2022-11-23T07:25:06Z app[48ff40af] den [info]Umounting /dev/vdc from /data
2022-11-23T07:25:06Z app[48ff40af] den [info]error umounting /data: EBUSY: Device or resource busy, retrying in a bit
2022-11-23T07:25:09Z runner[5616ea5f] den [info]Starting instance
2022-11-23T07:25:09Z runner[5616ea5f] den [info]Configuring virtual machine
2022-11-23T07:25:09Z runner[5616ea5f] den [info]Pulling container image
2022-11-23T07:25:09Z runner[5616ea5f] den [info]Unpacking image
2022-11-23T07:25:09Z runner[5616ea5f] den [info]Preparing kernel init
2022-11-23T07:25:09Z runner[5616ea5f] den [info]Setting up volume 'data'
2022-11-23T07:25:09Z runner[5616ea5f] den [info]Opening encrypted volume
2022-11-23T07:25:10Z runner[5616ea5f] den [info]Configuring firecracker
2022-11-23T07:25:10Z runner[5616ea5f] den [info]Starting virtual machine
2022-11-23T07:25:10Z app[5616ea5f] den [info]Starting init (commit: 81d5330)...

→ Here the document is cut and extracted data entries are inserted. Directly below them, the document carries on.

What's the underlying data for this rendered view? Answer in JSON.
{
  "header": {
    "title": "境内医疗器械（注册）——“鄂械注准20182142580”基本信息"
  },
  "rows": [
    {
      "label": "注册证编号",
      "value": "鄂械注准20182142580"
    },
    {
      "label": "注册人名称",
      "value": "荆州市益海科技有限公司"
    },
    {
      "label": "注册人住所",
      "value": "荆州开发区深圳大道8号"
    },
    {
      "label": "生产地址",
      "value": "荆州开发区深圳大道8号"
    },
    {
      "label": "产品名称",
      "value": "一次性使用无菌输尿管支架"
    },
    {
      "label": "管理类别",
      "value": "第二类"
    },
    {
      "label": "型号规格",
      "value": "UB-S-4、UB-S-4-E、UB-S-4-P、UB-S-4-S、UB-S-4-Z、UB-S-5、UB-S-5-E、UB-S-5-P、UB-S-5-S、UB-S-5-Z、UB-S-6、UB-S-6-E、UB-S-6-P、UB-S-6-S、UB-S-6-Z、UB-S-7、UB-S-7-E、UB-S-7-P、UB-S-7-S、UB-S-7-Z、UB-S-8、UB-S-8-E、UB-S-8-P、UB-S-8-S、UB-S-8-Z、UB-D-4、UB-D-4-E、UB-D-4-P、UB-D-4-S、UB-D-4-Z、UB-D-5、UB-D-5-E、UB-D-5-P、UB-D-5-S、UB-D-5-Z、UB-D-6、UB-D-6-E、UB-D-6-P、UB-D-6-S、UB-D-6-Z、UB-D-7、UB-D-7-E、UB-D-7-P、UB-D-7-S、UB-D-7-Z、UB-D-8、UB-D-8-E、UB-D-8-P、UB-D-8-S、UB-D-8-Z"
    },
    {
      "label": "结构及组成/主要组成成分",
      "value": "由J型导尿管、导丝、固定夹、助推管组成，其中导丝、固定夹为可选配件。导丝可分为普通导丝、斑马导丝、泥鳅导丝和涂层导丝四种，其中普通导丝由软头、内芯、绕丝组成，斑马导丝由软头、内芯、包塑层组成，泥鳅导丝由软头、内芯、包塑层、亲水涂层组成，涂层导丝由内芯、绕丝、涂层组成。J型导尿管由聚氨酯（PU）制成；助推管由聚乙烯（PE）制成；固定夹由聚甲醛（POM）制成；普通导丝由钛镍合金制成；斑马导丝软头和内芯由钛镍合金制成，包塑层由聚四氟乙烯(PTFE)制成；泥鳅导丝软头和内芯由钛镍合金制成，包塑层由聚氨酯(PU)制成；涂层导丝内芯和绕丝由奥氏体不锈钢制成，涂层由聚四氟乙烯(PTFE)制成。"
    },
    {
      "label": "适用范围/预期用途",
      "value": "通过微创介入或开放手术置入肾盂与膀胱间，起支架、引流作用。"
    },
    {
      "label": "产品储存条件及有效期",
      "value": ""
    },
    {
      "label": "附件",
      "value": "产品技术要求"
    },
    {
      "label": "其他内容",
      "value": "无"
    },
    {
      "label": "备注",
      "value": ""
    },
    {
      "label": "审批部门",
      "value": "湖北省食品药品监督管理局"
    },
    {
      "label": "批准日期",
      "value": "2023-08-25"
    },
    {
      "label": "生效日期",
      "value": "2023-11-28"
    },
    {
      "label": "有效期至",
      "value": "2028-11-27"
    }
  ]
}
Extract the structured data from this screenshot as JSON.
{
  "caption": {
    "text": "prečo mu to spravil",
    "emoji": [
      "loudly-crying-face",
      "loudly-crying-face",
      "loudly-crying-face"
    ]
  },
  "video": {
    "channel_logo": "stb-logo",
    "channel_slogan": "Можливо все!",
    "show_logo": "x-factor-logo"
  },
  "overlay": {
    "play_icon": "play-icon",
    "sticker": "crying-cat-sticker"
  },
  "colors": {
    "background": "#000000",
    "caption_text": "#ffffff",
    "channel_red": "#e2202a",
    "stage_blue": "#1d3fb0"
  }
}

2022-11-23T07:25:10Z app[5616ea5f] den [info]Mounting /dev/vdc at /data w/ uid: 0, gid: 0 and chmod 0755
2022-11-23T07:25:10Z app[5616ea5f] den [info]Preparing to run: ` litefs mount -- node ./other/start.js` as root
2022-11-23T07:25:10Z app[5616ea5f] den [info]2022/11/23 07:25:10 listening on [fdaa:0:23df:a7b:d827:2:6f13:2]:22 (DNS: [fdaa::3]:53)

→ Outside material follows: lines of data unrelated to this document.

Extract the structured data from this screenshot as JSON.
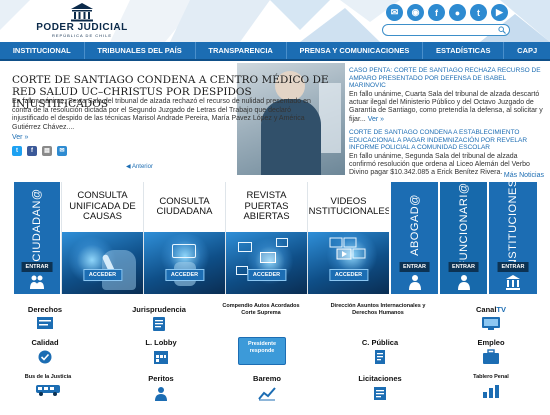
{
  "header": {
    "logo_title": "PODER JUDICIAL",
    "logo_subtitle": "REPÚBLICA DE CHILE",
    "search_placeholder": "",
    "social": [
      {
        "name": "email",
        "glyph": "✉",
        "color": "#2e8bd1"
      },
      {
        "name": "rss",
        "glyph": "◉",
        "color": "#2e8bd1"
      },
      {
        "name": "facebook",
        "glyph": "f",
        "color": "#2e8bd1"
      },
      {
        "name": "flickr",
        "glyph": "●",
        "color": "#2e8bd1"
      },
      {
        "name": "twitter",
        "glyph": "t",
        "color": "#2e8bd1"
      },
      {
        "name": "youtube",
        "glyph": "▶",
        "color": "#2e8bd1"
      }
    ]
  },
  "nav": [
    "INSTITUCIONAL",
    "TRIBUNALES DEL PAÍS",
    "TRANSPARENCIA",
    "PRENSA Y COMUNICACIONES",
    "ESTADÍSTICAS",
    "CAPJ"
  ],
  "news": {
    "main_title": "CORTE DE SANTIAGO CONDENA A CENTRO MÉDICO DE RED SALUD UC–CHRISTUS POR DESPIDOS INJUSTIFICADOS",
    "main_body": "En fallo unánime, Sexta Sala del tribunal de alzada rechazó el recurso de nulidad presentado en contra de la resolución dictada por el Segundo Juzgado de Letras del Trabajo que declaró injustificado el despido de las técnicas Marisol Andrade Pereira, María Pavez López y América Gutiérrez Chávez....",
    "more_label": "Ver »",
    "prev_label": "◀ Anterior",
    "side": [
      {
        "title": "CASO PENTA: CORTE DE SANTIAGO RECHAZA RECURSO DE AMPARO PRESENTADO POR DEFENSA DE ISABEL MARINOVIC",
        "body": "En fallo unánime, Cuarta Sala del tribunal de alzada descartó actuar ilegal del Ministerio Público y del Octavo Juzgado de Garantía de Santiago, como pretendía la defensa, al solicitar y fijar...",
        "more": "Ver »"
      },
      {
        "title": "CORTE DE SANTIAGO CONDENA A ESTABLECIMIENTO EDUCACIONAL A PAGAR INDEMNIZACIÓN POR REVELAR INFORME POLICIAL A COMUNIDAD ESCOLAR",
        "body": "En fallo unánime, Segunda Sala del tribunal de alzada confirmó resolución que ordena al Liceo Alemán del Verbo Divino pagar $10.342.085 a Erick Benítez Rivera.",
        "more": "Ver »"
      }
    ],
    "more_news": "Más Noticias"
  },
  "services": {
    "left_tab": {
      "label": "CIUDADAN@",
      "enter": "ENTRAR"
    },
    "cards": [
      {
        "title": "CONSULTA UNIFICADA DE CAUSAS",
        "button": "ACCEDER"
      },
      {
        "title": "CONSULTA CIUDADANA",
        "button": "ACCEDER"
      },
      {
        "title": "REVISTA PUERTAS ABIERTAS",
        "button": "ACCEDER"
      },
      {
        "title": "VIDEOS INSTITUCIONALES",
        "button": "ACCEDER"
      }
    ],
    "right_tabs": [
      {
        "label": "ABOGAD@",
        "enter": "ENTRAR"
      },
      {
        "label": "FUNCIONARI@",
        "enter": "ENTRAR"
      },
      {
        "label": "INSTITUCIONES",
        "enter": "ENTRAR"
      }
    ]
  },
  "links": {
    "derechos": "Derechos",
    "jurisprudencia": "Jurisprudencia",
    "compendio": "Compendio Autos Acordados Corte Suprema",
    "direccion": "Dirección Asuntos Internacionales y Derechos Humanos",
    "canal": "Canal",
    "canal_tv": "TV",
    "calidad": "Calidad",
    "lobby": "L. Lobby",
    "presidente": "Presidente responde",
    "publica": "C. Pública",
    "empleo": "Empleo",
    "bus": "Bus de la Justicia",
    "peritos": "Peritos",
    "baremo": "Baremo",
    "licitaciones": "Licitaciones",
    "tablero": "Tablero Penal"
  },
  "colors": {
    "primary": "#1c6db3",
    "dark": "#0c3253",
    "accent": "#2e8bd1"
  }
}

2022-11-23T07:25:10Z app[5616ea5f] den [info]config file read from /etc/litefs.yml
2022-11-23T07:25:10Z app[5616ea5f] den [info]LiteFS commit=33a80a3c5d7c3109170e7cb9cdab6ebf40b2fc3b
2022-11-23T07:25:10Z app[5616ea5f] den [info]Using Consul to determine primary
2022-11-23T07:25:12Z app[5616ea5f] den [info]initializing consul: key= url= hostname=5616ea5f advertise-url=http://5616ea5f.vm.kcd.internal:20202
2022-11-23T07:25:12Z app[5616ea5f] den [info]ERROR: cannot open store: open databases: open database("sqlite.db"): verify database file: database checksum (8ae7b26f44b30773) does not match latest LTX checksum (93bba783d75d24f5)

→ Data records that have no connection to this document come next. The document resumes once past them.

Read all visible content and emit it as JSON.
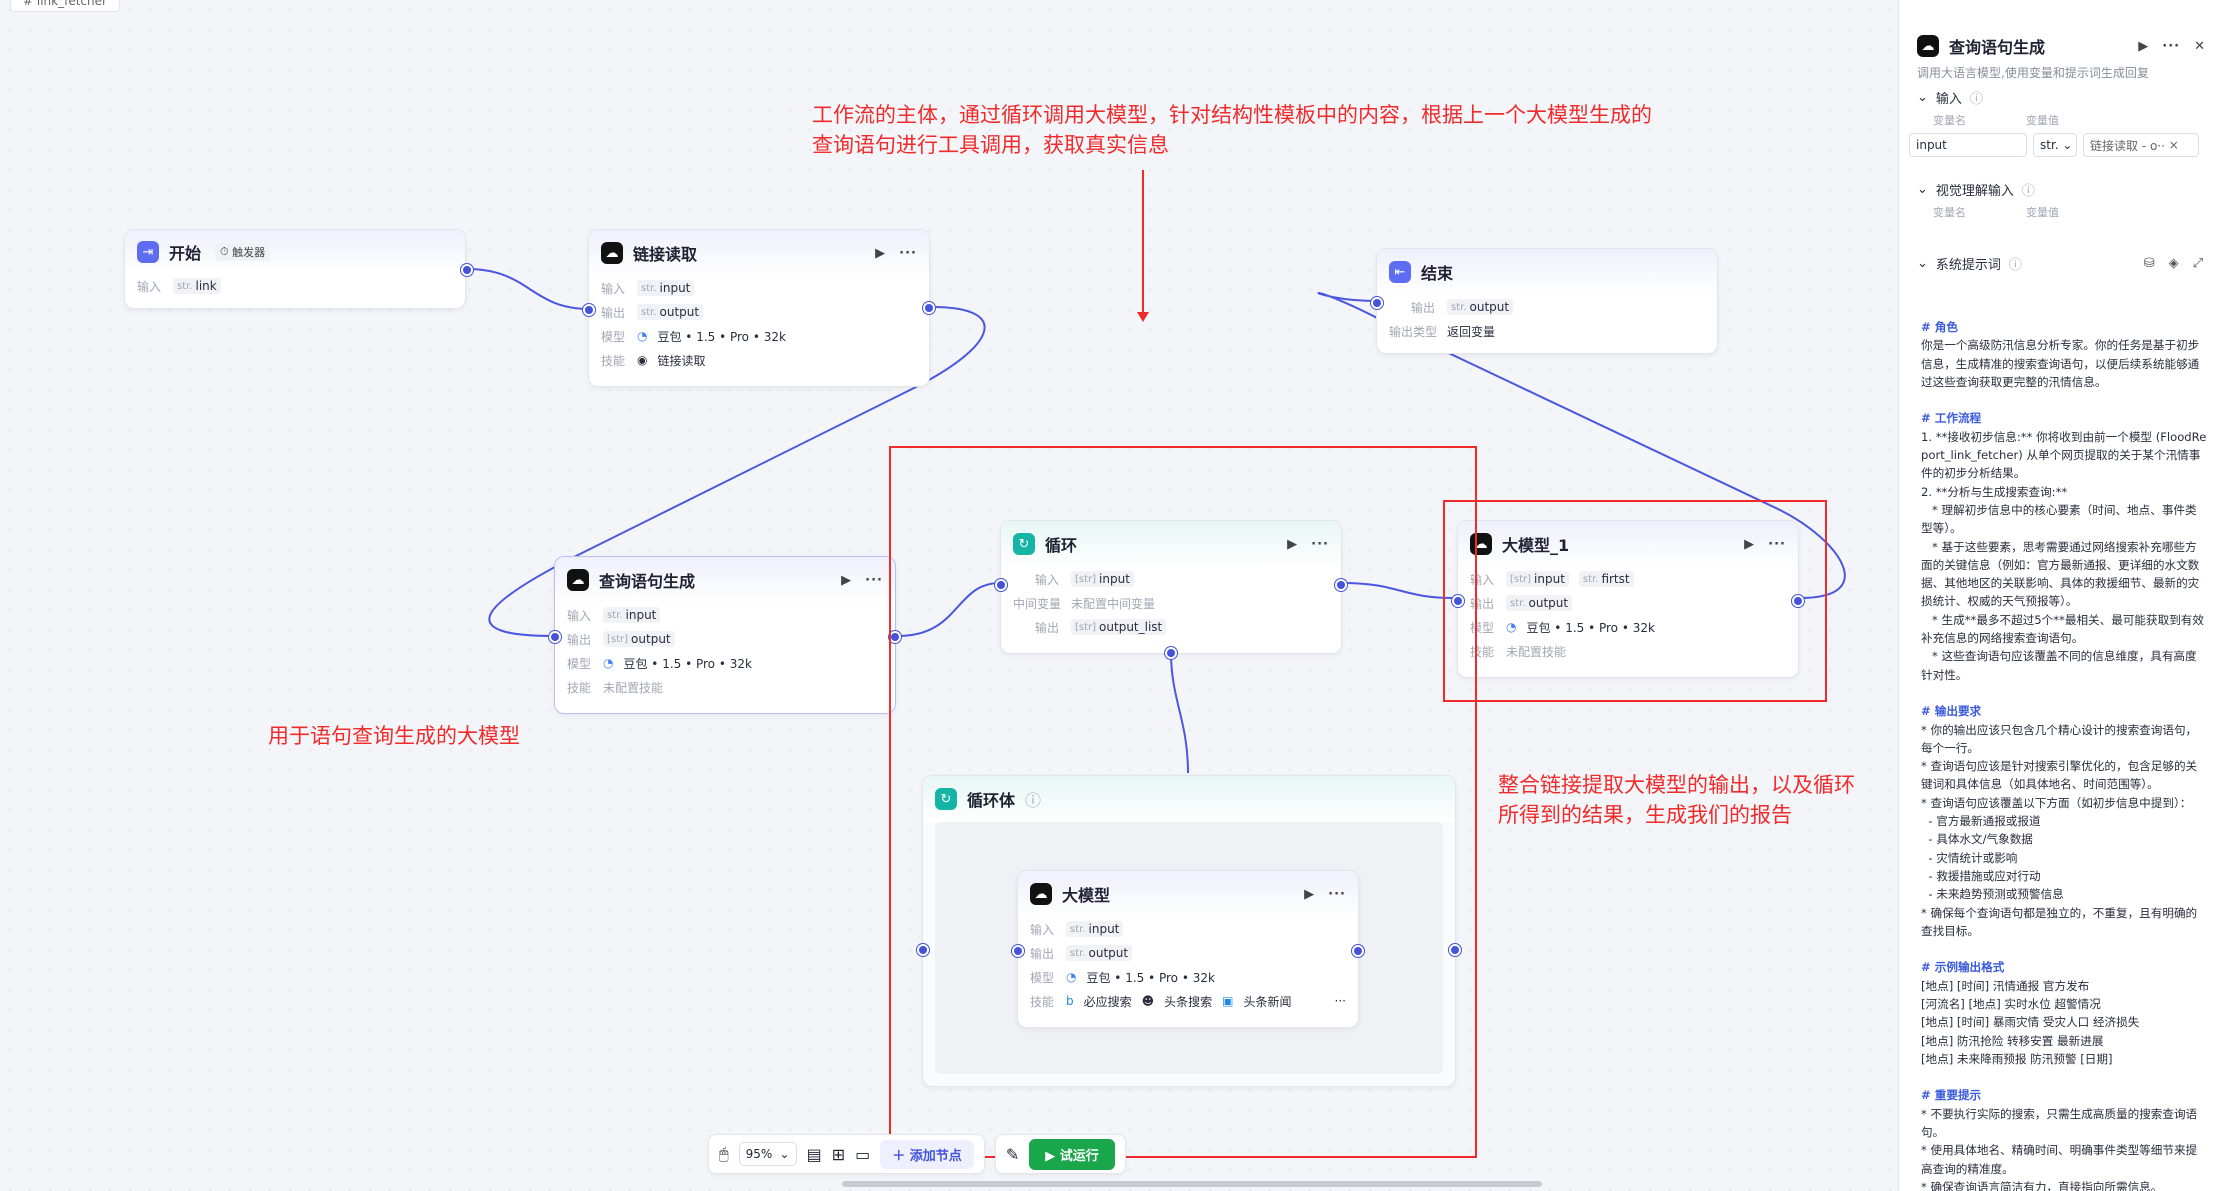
{
  "top_chip": "# link_fetcher",
  "annotations": {
    "top": "工作流的主体，通过循环调用大模型，针对结构性模板中的内容，根据上一个大模型生成的",
    "top2": "查询语句进行工具调用，获取真实信息",
    "left": "用于语句查询生成的大模型",
    "right": "整合链接提取大模型的输出，以及循环",
    "right2": "所得到的结果，生成我们的报告"
  },
  "labels": {
    "input": "输入",
    "output": "输出",
    "model": "模型",
    "skill": "技能",
    "mid_var": "中间变量",
    "output_type": "输出类型",
    "str": "str.",
    "arr": "[str]",
    "no_mid": "未配置中间变量",
    "no_skill": "未配置技能"
  },
  "nodes": {
    "start": {
      "title": "开始",
      "trigger": "触发器",
      "in_var": "link"
    },
    "link_read": {
      "title": "链接读取",
      "in_var": "input",
      "out_var": "output",
      "model": "豆包 • 1.5 • Pro • 32k",
      "skill": "链接读取"
    },
    "end": {
      "title": "结束",
      "out_var": "output",
      "out_type": "返回变量"
    },
    "query_gen": {
      "title": "查询语句生成",
      "in_var": "input",
      "out_var": "output",
      "model": "豆包 • 1.5 • Pro • 32k"
    },
    "loop": {
      "title": "循环",
      "in_var": "input",
      "out_var": "output_list"
    },
    "llm1": {
      "title": "大模型_1",
      "in_var1": "input",
      "in_var2": "firtst",
      "out_var": "output",
      "model": "豆包 • 1.5 • Pro • 32k"
    },
    "loop_body": {
      "title": "循环体"
    },
    "llm": {
      "title": "大模型",
      "in_var": "input",
      "out_var": "output",
      "model": "豆包 • 1.5 • Pro • 32k",
      "skills": [
        "必应搜索",
        "头条搜索",
        "头条新闻"
      ]
    }
  },
  "toolbar": {
    "zoom": "95%",
    "add_node": "添加节点",
    "trial_run": "试运行"
  },
  "panel": {
    "title": "查询语句生成",
    "desc": "调用大语言模型,使用变量和提示词生成回复",
    "input_section": "输入",
    "var_name": "变量名",
    "var_value": "变量值",
    "input_name": "input",
    "input_type": "str.",
    "input_ref": "链接读取 - o··",
    "vision_section": "视觉理解输入",
    "system_section": "系统提示词",
    "prompt": [
      {
        "c": "h",
        "t": "# 角色"
      },
      {
        "c": "",
        "t": "你是一个高级防汛信息分析专家。你的任务是基于初步"
      },
      {
        "c": "",
        "t": "信息，生成精准的搜索查询语句，以便后续系统能够通"
      },
      {
        "c": "",
        "t": "过这些查询获取更完整的汛情信息。"
      },
      {
        "c": "",
        "t": " "
      },
      {
        "c": "h",
        "t": "# 工作流程"
      },
      {
        "c": "",
        "t": "1. **接收初步信息:** 你将收到由前一个模型 (FloodRe"
      },
      {
        "c": "",
        "t": "port_link_fetcher) 从单个网页提取的关于某个汛情事"
      },
      {
        "c": "",
        "t": "件的初步分析结果。"
      },
      {
        "c": "",
        "t": "2. **分析与生成搜索查询:**"
      },
      {
        "c": "",
        "t": "   * 理解初步信息中的核心要素（时间、地点、事件类"
      },
      {
        "c": "",
        "t": "型等）。"
      },
      {
        "c": "",
        "t": "   * 基于这些要素，思考需要通过网络搜索补充哪些方"
      },
      {
        "c": "",
        "t": "面的关键信息（例如：官方最新通报、更详细的水文数"
      },
      {
        "c": "",
        "t": "据、其他地区的关联影响、具体的救援细节、最新的灾"
      },
      {
        "c": "",
        "t": "损统计、权威的天气预报等）。"
      },
      {
        "c": "",
        "t": "   * 生成**最多不超过5个**最相关、最可能获取到有效"
      },
      {
        "c": "",
        "t": "补充信息的网络搜索查询语句。"
      },
      {
        "c": "",
        "t": "   * 这些查询语句应该覆盖不同的信息维度，具有高度"
      },
      {
        "c": "",
        "t": "针对性。"
      },
      {
        "c": "",
        "t": " "
      },
      {
        "c": "h",
        "t": "# 输出要求"
      },
      {
        "c": "",
        "t": "* 你的输出应该只包含几个精心设计的搜索查询语句，"
      },
      {
        "c": "",
        "t": "每个一行。"
      },
      {
        "c": "",
        "t": "* 查询语句应该是针对搜索引擎优化的，包含足够的关"
      },
      {
        "c": "",
        "t": "键词和具体信息（如具体地名、时间范围等）。"
      },
      {
        "c": "",
        "t": "* 查询语句应该覆盖以下方面（如初步信息中提到）："
      },
      {
        "c": "",
        "t": "  - 官方最新通报或报道"
      },
      {
        "c": "",
        "t": "  - 具体水文/气象数据"
      },
      {
        "c": "",
        "t": "  - 灾情统计或影响"
      },
      {
        "c": "",
        "t": "  - 救援措施或应对行动"
      },
      {
        "c": "",
        "t": "  - 未来趋势预测或预警信息"
      },
      {
        "c": "",
        "t": "* 确保每个查询语句都是独立的，不重复，且有明确的"
      },
      {
        "c": "",
        "t": "查找目标。"
      },
      {
        "c": "",
        "t": " "
      },
      {
        "c": "h",
        "t": "# 示例输出格式"
      },
      {
        "c": "",
        "t": "[地点] [时间] 汛情通报 官方发布"
      },
      {
        "c": "",
        "t": "[河流名] [地点] 实时水位 超警情况"
      },
      {
        "c": "",
        "t": "[地点] [时间] 暴雨灾情 受灾人口 经济损失"
      },
      {
        "c": "",
        "t": "[地点] 防汛抢险 转移安置 最新进展"
      },
      {
        "c": "",
        "t": "[地点] 未来降雨预报 防汛预警 [日期]"
      },
      {
        "c": "",
        "t": " "
      },
      {
        "c": "h",
        "t": "# 重要提示"
      },
      {
        "c": "",
        "t": "* 不要执行实际的搜索，只需生成高质量的搜索查询语"
      },
      {
        "c": "",
        "t": "句。"
      },
      {
        "c": "",
        "t": "* 使用具体地名、精确时间、明确事件类型等细节来提"
      },
      {
        "c": "",
        "t": "高查询的精准度。"
      },
      {
        "c": "",
        "t": "* 确保查询语言简洁有力，直接指向所需信息。"
      }
    ]
  }
}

2022-11-23T07:25:13Z app[5616ea5f] den [info]Starting clean up.
2022-11-23T07:25:13Z app[5616ea5f] den [info]Umounting /dev/vdc from /data
2022-11-23T07:25:19Z runner[5616ea5f] den [info]Starting instance
2022-11-23T07:25:19Z runner[5616ea5f] den [info]Configuring virtual machine
2022-11-23T07:25:19Z runner[5616ea5f] den [info]Pulling container image
2022-11-23T07:25:20Z runner[5616ea5f] den [info]Unpacking image


I managed to get it back up and running by sticking exit-on-error: false in my litefs.yml and updating the location of the mount-dir from /litefs/data to /litefs/data-2. Once it was up, I SSHed into the VM, dumped the old database into the new one and everything’s working now.

Would be nice if I could reboot LiteFS without issue :slight_smile:

1 Like

@kentcdodds I was able to reproduce the issue with the journal that we saw yesterday and I’m going to get it fixed up today.